La verdad es que Homeland es algo totalmente distinto a Hatufim de la que sólo toma un par de aspectos como son el regreso de un prisionero de guerra a su patria – en lugar de tres – y un juego con los dedos que tenía bastante relevancia en Hatufim, pero al que aquí dejaron de hacer referencia enseguida. La verdad es que Homeland es muy superior en todos los sentidos a su modelo original, pero también deja un sabor de boca extraordinariamente amargo. El ritmo de los episodios es muy superior a Hatufim – algo lógico en un país que prácticamente inventó las series de televisión – pero también su entidad. Si la primera temporada de Homeland se acerca a la obra maestra, la segunda es todavía mejor y me atrevería a decir que lo mismo sucede con la tercera. Cuestión aparte es el mundo que retrata. Voy a pasar por alto la referencia, por ejemplo, al programa de armamento nuclear de Irán al que se hace referencia en la temporada tercera porque la CIA ya informó – aunque pocos parecen haberse enterado – de que Irán no cuenta con ese programa ¡¡¡desde 2003!!! y porque yo mismo dejé de creer en él tras ver cómo, desde hace casi una década, me decían que al año siguiente Irán tendría bombas atómicas lo que, a todas luces, no es cierto. Me referiré luego a los protagonistas, pero quede dicho que los secundarios de Homeland – desde el Mandy Patinkin que encarna a Saul, un veterano de la CIA que conserva algún resquicio de ética al personaje de Lockhart, director final de la CIA y uno de los seres más odiosos que he contemplado en la pantalla, aunque muchos no compartirán mi juicio – son verdaderamente extraordinarios.
Pero volvamos a otras cuestiones. Se mire como se mire, la serie afirma que la CIA – que, legalmente, no puede actuar dentro de los Estados Unidos – no sólo se mueve por el territorio nacional como Pedro por su casa sino que además detiene, confina en hospitales psiquiátricos, tortura y asesina incluso a ciudadanos americanos sin ningún tipo de freno legal. A decir verdad, lo que parece innegable es que puede detener las acciones de la policía, del FBI e incluso de la justicia apelando a la seguridad nacional y – me temo – a la malhadada Patriot Act. Ignoro si lo relatado es cierto, pero si lo es, Estados Unidos va camino de convertirse en un estado controlado por los servicios secretos. No más tranquilizador es la manera en que la CIA actúa como señora de la vida y de la muerte decidiendo a quién se mata y a quien se deja vivir sobre la base, única y exclusiva, del éxito de una operación. Y, para colmo, ni siquiera eso garantiza la seguridad no de Estados Unidos sino de la propia CIA que ni puede evitar los atentados terroristas ni que el propio Mossad la espíe, lo que, dicho sea de paso, es cierto.
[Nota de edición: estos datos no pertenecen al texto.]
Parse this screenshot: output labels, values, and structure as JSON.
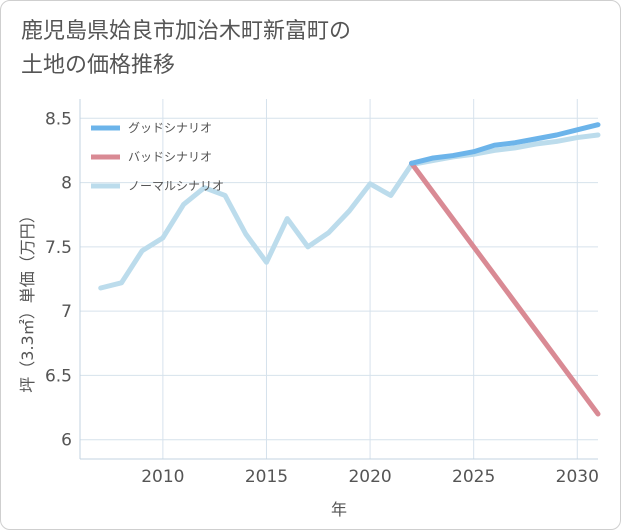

El mayor daño sufrido por Estados Unidos en términos de espionaje se lo ocasionó Pollard, un espía al servicio de Israel, cuya libertad, a pesar de las súplicas de los gobiernos de Israel, denegaron desde Reagan a George W. Bush todos los presidentes.
Con ese trasfondo, los personajes protagonistas – el regresado sargento Brody y la agente Carrie Mathison – resultan atractivos y, a la vez, profundamente desasosegantes. Ambos tienen virtudes y cualidades que la mayoría no tienen; ambos padecen de desequilibrios dolorosos; ambos no tienen la menor posibilidad de encontrar compasión y ambos, a fin de cuentas, aparecen como una clara parábola de que en este mundo, el mundo regido por los servicios secretos, no existe posibilidad alguna para el amor. Para un coito rápido e incluso satisfactorio, puede, pero para el amor real, no. Evito dar detalles de la serie porque no quiero destripársela a nadie. Sí puedo decir que no estoy muy interesado en ver la cuarta temporada y que creo que con la tercera, el relato ha quedado más que concluso. Concluía además de una manera que me causó un hondo pesar, como si lo que viera fuera real y no un producto de la imaginación de los guionistas. Seguramente, la sensación es una combinación de mi ingenuidad infantil con la maestría de los que han creado la serie. Pero, detalles personales aparte, si la décima parte de lo que cuenta o sugiere Homeland es real, que Dios nos ampare porque la democracia tiene los días contados y nos deslizamos paso a paso hacia el reinado del Mal, apenas disfrazado de bien. Pero sobre todo, que se compadezca de nosotros, porque en ese mundo el amor no tiene cabida.